PyTorch with DirectML

DirectML acceleration for PyTorch is currently available for Public Preview. PyTorch with DirectML enables training and inference of complex machine learning models on a wide range of DirectX 12-compatible hardware.

DirectML is a high-performance, hardware-accelerated DirectX 12 library for machine learning. DirectML provides GPU acceleration for common machine learning tasks across a broad range of supported hardware and drivers, including all DirectX 12-capable GPUs from vendors such as AMD, Intel, NVIDIA, and Qualcomm.

More information about DirectML can be found in Introduction to DirectML.

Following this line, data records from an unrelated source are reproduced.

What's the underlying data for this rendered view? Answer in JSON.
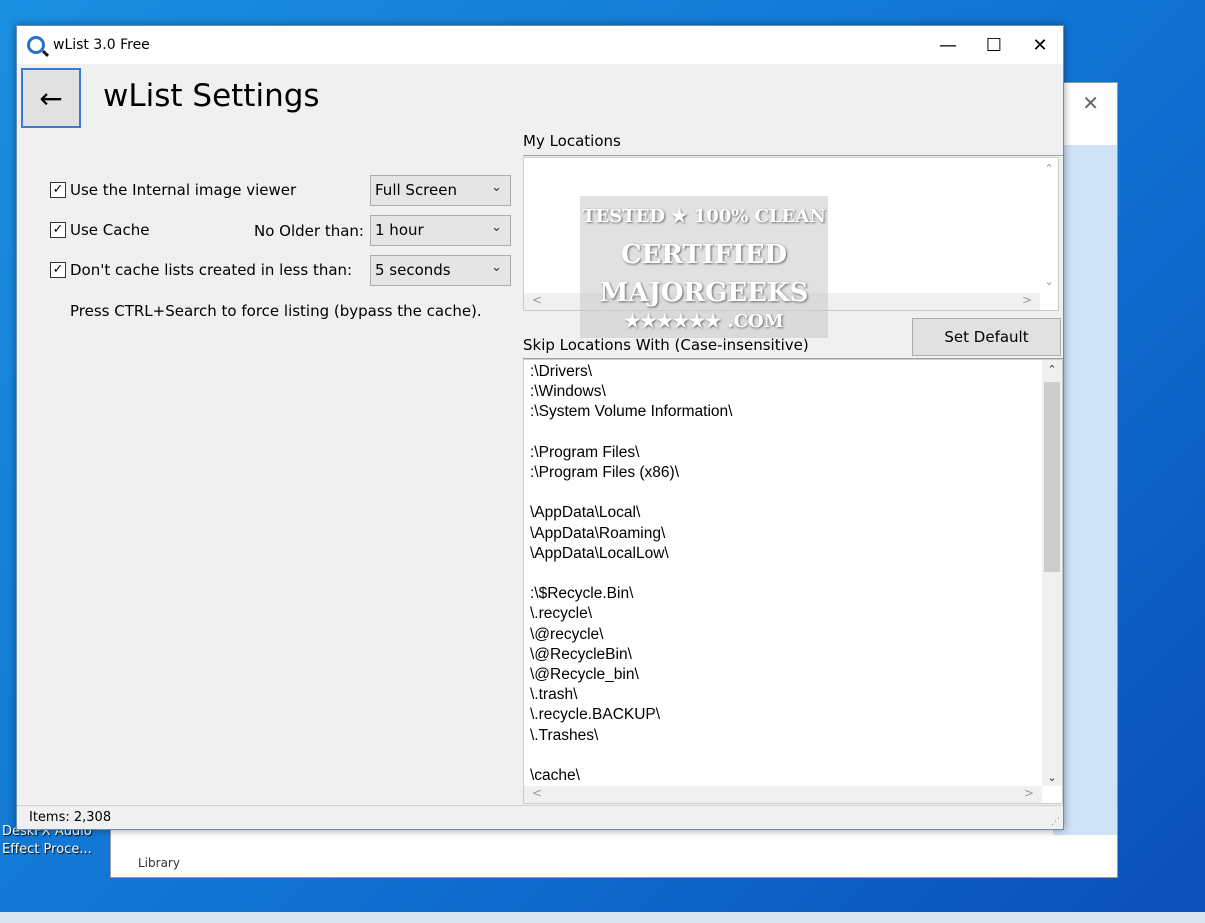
{
  "window": {
    "title": "wList 3.0 Free",
    "minimize": "—",
    "maximize": "☐",
    "close": "✕"
  },
  "header": {
    "back": "←",
    "title": "wList Settings"
  },
  "options": {
    "image_viewer": {
      "label": "Use the Internal image viewer",
      "checked": true,
      "value": "Full Screen"
    },
    "cache": {
      "label": "Use Cache",
      "checked": true,
      "older_label": "No Older than:",
      "value": "1 hour"
    },
    "dont_cache": {
      "label": "Don't cache lists created in less than:",
      "checked": true,
      "value": "5 seconds"
    },
    "hint": "Press CTRL+Search to force listing (bypass the cache)."
  },
  "my_locations": {
    "label": "My Locations",
    "items": []
  },
  "watermark": {
    "line1": "TESTED ★ 100% CLEAN",
    "line2": "CERTIFIED",
    "line3": "MAJORGEEKS",
    "line4": "★★★★★★ .COM"
  },
  "set_default": "Set Default",
  "skip_locations": {
    "label": "Skip Locations With (Case-insensitive)",
    "text": ":\\Drivers\\\n:\\Windows\\\n:\\System Volume Information\\\n\n:\\Program Files\\\n:\\Program Files (x86)\\\n\n\\AppData\\Local\\\n\\AppData\\Roaming\\\n\\AppData\\LocalLow\\\n\n:\\$Recycle.Bin\\\n\\.recycle\\\n\\@recycle\\\n\\@RecycleBin\\\n\\@Recycle_bin\\\n\\.trash\\\n\\.recycle.BACKUP\\\n\\.Trashes\\\n\n\\cache\\"
  },
  "status": {
    "items": "Items: 2,308"
  },
  "desktop": {
    "icon_label": "DeskFX Audio Effect Proce...",
    "library": "Library"
  }
}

PyTorch on DirectML is supported on both the latest versions of Windows 10 and the Windows Subsystem for Linux, and is available for download as a PyPI package. For more information about getting started, see GPU accelerated ML training (docs.microsoft.com)

Samples

Refer to the Pytorch with DirectML Samples Repo for samples.

Feedback

We look forward to hearing from you!

Contributing

This project welcomes contributions and suggestions. Most contributions require you to agree to a Contributor License Agreement (CLA) declaring that you have the right to, and actually do, grant us the rights to use your contribution. For details, visit https://cla.microsoft.com.

When you submit a pull request, a CLA-bot will automatically determine whether you need to provide a CLA and decorate the PR appropriately (e.g., label, comment). Simply follow the instructions provided by the bot. You will only need to do this once across all repos using our CLA.

This project has adopted the Microsoft Open Source Code of Conduct. For more information see the Code of Conduct FAQ or contact opencode@microsoft.com with any additional questions or comments.

Workflow

Developers will work on release branches daily and RI to main branch as needed.

Motivations why in this pattern.

  1. Avoid pushing identical changes twice into release and main.
  2. Avoid to be blocked by broken changes from pytorch master.

Examples of cutting branches:

  1. A new branch for pytorch-1.13 (e.g. [release/1.13+2]) will be cut from the last released branch release/1.13+ for new releases, and developers will stay on the new branch daily until that release is published.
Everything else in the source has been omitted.